Stonehenge se reencuentra con el solsticio de invierno, sus druidas y sus misterios paganos
El monumento megalítico del Reino Unido celebrará el día 22 la cita astronómica con severas medidas anticovid y emisión retransmitida en directo de la salida del sol
Llega el solsticio de invierno, fecha de honda significación en las mentalidades desde el alba de los tiempos. Y pocos sitios hay para pasar la cita como en Stonehenge, el aún enigmático —pese a toda la luz que viene arrojando la arqueología— e icónico círculo de piedra prehistórico (en realidad varios círculos concéntricos) que se alza en la llanura de Salisbury, en Wiltshire, Inglaterra. No tan concurrido (unas 2.000 personas suelen acudir) como el multitudinario solsticio de verano, al que favorecen las fechas, la climatología y las ganas de fiesta, el de invierno en Stonehenge (de stone, piedra, y henge o hang, colgar, o sea el lugar de las piedras colgantes) tiene, sin embargo, el aura de los grandes acontecimientos, pese a las dudas sobre qué era en realidad lo que se vivía originalmente en el Neolítico en ese espacio sagrado.

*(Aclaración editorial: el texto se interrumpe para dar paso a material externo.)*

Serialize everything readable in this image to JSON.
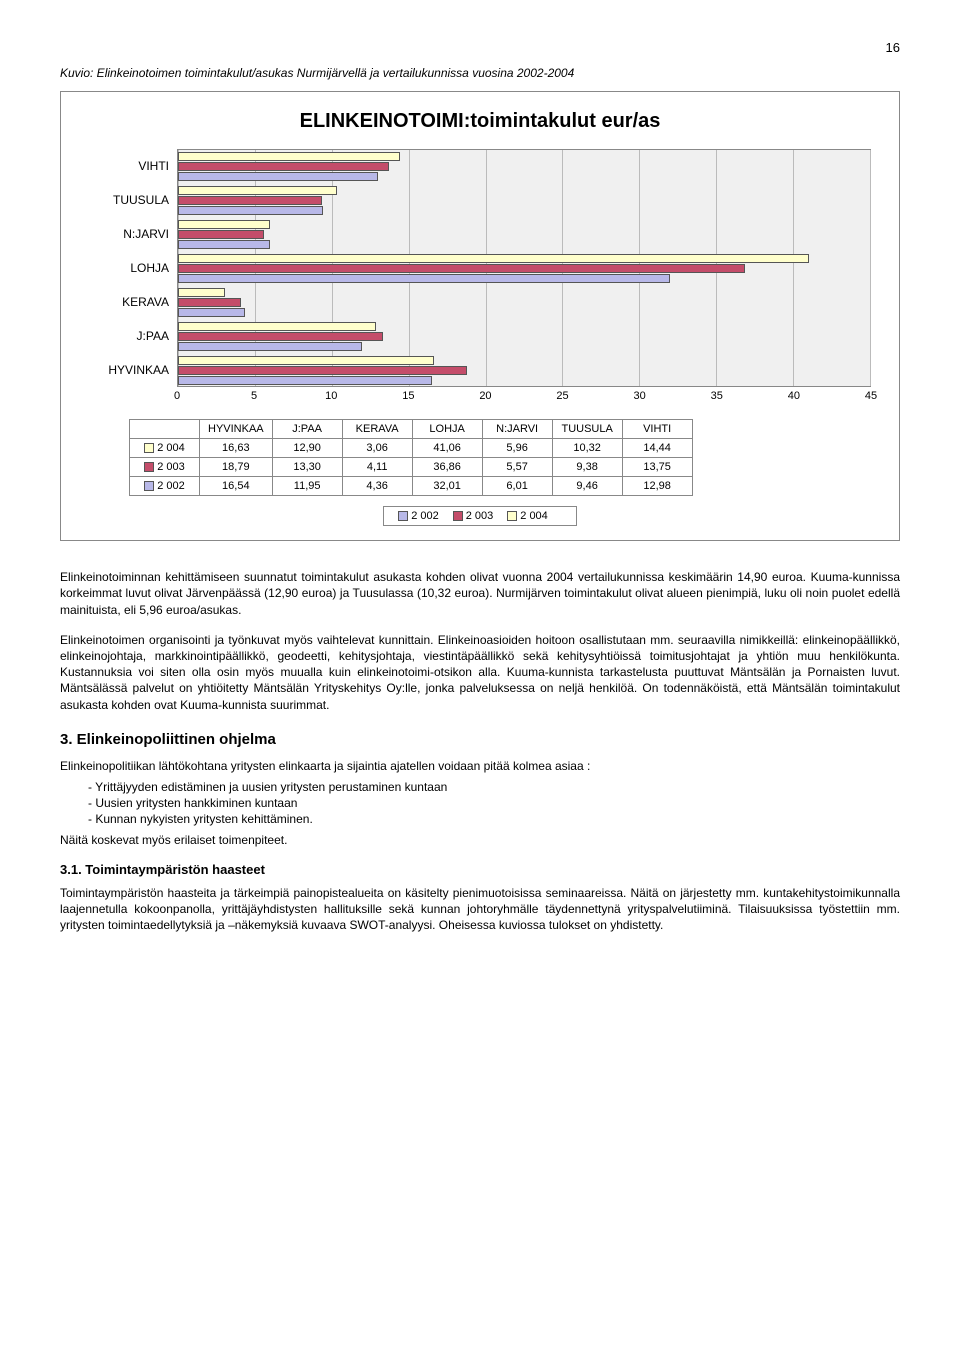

Considerado popularmente un monumento con sentido astronómico, aunque el alcance de ese sentido sigue siendo objeto de mucha discusión, se cree que Stonehenge —que será objeto en febrero de una gran exposición en el British Museum—, levantado en seis etapas a partir del 3.100 a. de C. y durante un milenio y medio, hasta dejar de ser usado hacia el 1.500 a. de C., está orientado de forma significativa hacia la salida del sol para marcar los solsticios y otras fechas del calendario celeste. Al menos eso es lo que hace especialmente emocionante estar allí en esas citas. En realidad, no se sabe si la finalidad astronómica prevaleció sobre otras como la de espacio de culto a los muertos, pues el lugar es un gran cementerio, lleno de restos humanos.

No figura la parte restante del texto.